Joey Martin asked, "How do you feel about a group who forms before extraction?"
Silas did not expect the questions so soon. "This is not a license to run around town with your fly open." Several of the young men blushed. A few readjusted their equipment. "I think we need to look at the Old Testament for guidance. At the minimum, you will have two women. Though the concubines will never have the status of wives, I advise that you treat them as wives. To have multiple concubines in the Old Testament, you needed to show you could provide for them. The Confederacy uses a CAP score." As Silas looked around, he saw that he had their attention. "In biblical terms, the difference was a dowry; wives had them while concubines did not. As humans, we will end up having a favorite. However, in Exodus, if you take another wife you shall not diminish from the first wife her food, her clothing, or her marital rights." That drew blank looks. "That means you must not have a bed favorite. The sponsor has to treat a concubine as a wife. Though he may have greater authority and latitude in which to treat his wives, it is a husband's responsibility to care for them always."
"There's a way we could make pledges to pre-pack." Joey sounded small. "Forms are on the Internet that can be notarized that you can carry."
"That is a foundation from which to build a family." Silas liked the idea. "May I ask if you have one?"
"Do their families know?"
"Two and a half do."
Joey blew air into his mouth, puffing his cheeks. "I can take four. I asked Dena's parents, and Elsie's. Gigi's been emancipated since she was sixteen. My last slot is pending."
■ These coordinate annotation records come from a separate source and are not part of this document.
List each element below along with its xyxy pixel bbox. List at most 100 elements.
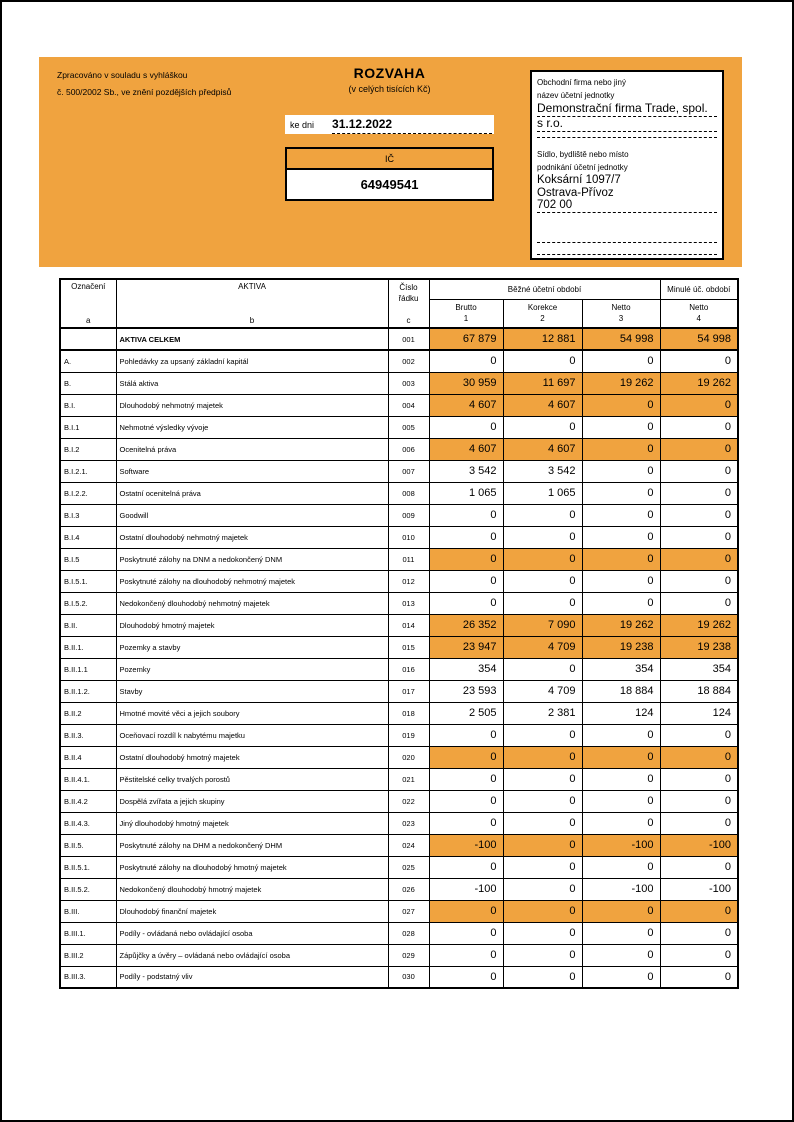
- row-line-number: 024: [387, 833, 430, 857]
- row-value: 0: [581, 767, 661, 791]
- row-value: 0: [659, 569, 739, 593]
- row-value: 0: [581, 811, 661, 835]
- row-line-number: 001: [387, 327, 430, 351]
- row-designation: B.II.5.: [59, 833, 117, 857]
- row-value: 0: [502, 569, 583, 593]
- row-value: 2 381: [502, 701, 583, 725]
- title-block: ROZVAHA (v celých tisících Kč): [285, 65, 494, 94]
- row-value: 0: [502, 767, 583, 791]
- row-line-number: 006: [387, 437, 430, 461]
- row-value: 0: [502, 965, 583, 989]
- row-designation: B.II.5.2.: [59, 877, 117, 901]
- row-designation: B.II.4: [59, 745, 117, 769]
- row-line-number: 021: [387, 767, 430, 791]
- row-value: 354: [659, 657, 739, 681]
- row-value: 124: [581, 701, 661, 725]
- row-value: 0: [581, 459, 661, 483]
- table-row: B.I. Dlouhodobý nehmotný majetek 004 4 607 4…: [59, 393, 739, 417]
- row-value: 19 262: [581, 613, 661, 637]
- row-designation: B.I.4: [59, 525, 117, 549]
- row-value: 0: [428, 965, 504, 989]
- company-address-label-line1: Sídlo, bydliště nebo místo: [537, 150, 629, 159]
- row-designation: B.I.1: [59, 415, 117, 439]
- row-value: 0: [428, 943, 504, 967]
- row-line-number: 009: [387, 503, 430, 527]
- row-value: 0: [581, 547, 661, 571]
- row-value: 1 065: [428, 481, 504, 505]
- row-value: 0: [502, 591, 583, 615]
- date-value: 31.12.2022: [332, 115, 492, 134]
- row-value: 0: [659, 503, 739, 527]
- row-value: 0: [502, 723, 583, 747]
- row-designation: B.I.2.1.: [59, 459, 117, 483]
- row-value: 0: [502, 921, 583, 945]
- table-row: B.II.5. Poskytnuté zálohy na DHM a nedoko…: [59, 833, 739, 857]
- row-value: 0: [581, 481, 661, 505]
- row-label: Ostatní ocenitelná práva: [115, 481, 389, 505]
- col-letter-b: b: [249, 316, 255, 325]
- row-line-number: 010: [387, 525, 430, 549]
- row-label: Goodwill: [115, 503, 389, 527]
- row-label: AKTIVA CELKEM: [115, 327, 389, 351]
- row-value: 0: [581, 855, 661, 879]
- row-value: 26 352: [428, 613, 504, 637]
- row-value: 0: [428, 811, 504, 835]
- row-value: 0: [581, 723, 661, 747]
- row-value: 67 879: [428, 327, 504, 351]
- row-designation: B.I.5.2.: [59, 591, 117, 615]
- row-value: 18 884: [659, 679, 739, 703]
- row-value: 0: [659, 789, 739, 813]
- row-value: 54 998: [659, 327, 739, 351]
- regulation-note: Zpracováno v souladu s vyhláškou č. 500/…: [57, 67, 231, 101]
- row-value: 4 607: [428, 437, 504, 461]
- table-row: B.I.4 Ostatní dlouhodobý nehmotný majetek…: [59, 525, 739, 549]
- regulation-note-line2: č. 500/2002 Sb., ve znění pozdějších pře…: [57, 87, 232, 97]
- row-line-number: 026: [387, 877, 430, 901]
- table-row: B.III.2 Zápůjčky a úvěry – ovládaná nebo …: [59, 943, 739, 967]
- row-value: 0: [428, 525, 504, 549]
- row-value: 23 593: [428, 679, 504, 703]
- dashed-fill-line: [537, 231, 717, 243]
- row-value: 0: [502, 415, 583, 439]
- row-designation: B.I.2: [59, 437, 117, 461]
- row-value: 0: [428, 415, 504, 439]
- col-header-korekce: Korekce 2: [502, 298, 583, 329]
- row-value: 0: [581, 415, 661, 439]
- table-row: B.III.3. Podíly - podstatný vliv 030 0 0 0 0: [59, 965, 739, 989]
- row-value: 4 607: [502, 393, 583, 417]
- row-value: 0: [659, 525, 739, 549]
- row-line-number: 014: [387, 613, 430, 637]
- row-value: -100: [659, 833, 739, 857]
- row-value: 0: [581, 789, 661, 813]
- row-value: 124: [659, 701, 739, 725]
- row-value: 0: [428, 503, 504, 527]
- row-value: 4 607: [502, 437, 583, 461]
- row-line-number: 027: [387, 899, 430, 923]
- table-row: B.II.1.2. Stavby 017 23 593 4 709 18 884 18 88…: [59, 679, 739, 703]
- row-value: -100: [659, 877, 739, 901]
- table-row: B.II.3. Oceňovací rozdíl k nabytému majet…: [59, 723, 739, 747]
- row-designation: B.I.5: [59, 547, 117, 571]
- row-value: 0: [659, 415, 739, 439]
- col-letter-a: a: [86, 316, 91, 325]
- row-value: 0: [428, 591, 504, 615]
- row-line-number: 004: [387, 393, 430, 417]
- row-line-number: 016: [387, 657, 430, 681]
- row-value: 0: [428, 921, 504, 945]
- ic-box: IČ 64949541: [285, 147, 494, 201]
- row-value: 0: [581, 943, 661, 967]
- row-line-number: 029: [387, 943, 430, 967]
- row-designation: B.II.3.: [59, 723, 117, 747]
- row-designation: B.II.1.1: [59, 657, 117, 681]
- row-value: 0: [659, 349, 739, 373]
- row-value: 0: [502, 855, 583, 879]
- row-value: 0: [659, 547, 739, 571]
- table-row: B.II.4.1. Pěstitelské celky trvalých poro…: [59, 767, 739, 791]
- row-label: Jiný dlouhodobý hmotný majetek: [115, 811, 389, 835]
- row-label: Podíly - podstatný vliv: [115, 965, 389, 989]
- row-designation: B.II.5.1.: [59, 855, 117, 879]
- row-label: Ocenitelná práva: [115, 437, 389, 461]
- row-value: 0: [659, 965, 739, 989]
- row-line-number: 018: [387, 701, 430, 725]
Silas spoke in a slightly lower tone. "I will never condone sexual activity before they are your wives." He made eye contact to back up his words.
Pete broke the silence. "If they meet your conditions, can you do something?"
"It won't be a license to fornicate." Silas made sure they were listening. "There will be chances to take girls as young as fourteen with you. There will be differences between here and space. Agreed?"
The response was ragged but strong.
Once the meeting broke up, Joey hung around. Eventually he approached Silas. "Preacher, do you have a moment?"
Silas always did. "Yeah Joey."
"I'm in an awkward position." He checked to make sure they were alone. "Mrs. Gore is my next door neighbor. She asked me to take her and her two little boys."
"You have already said yes?"
"Mr. Gore never comes home. The cops are-"
Silas grabbed Joey's forearm, stopping the ramble. "Did you do more than say yes?"
"I did. She came over when mom and-"
"Joey," Silas redirected him again. "I think he is an over the road trucker. Find out when he is heading out for a week long trip."
"Thanks," Joey bolted to his little beater pickup.
Silas walked across the parking lot to the parsonage.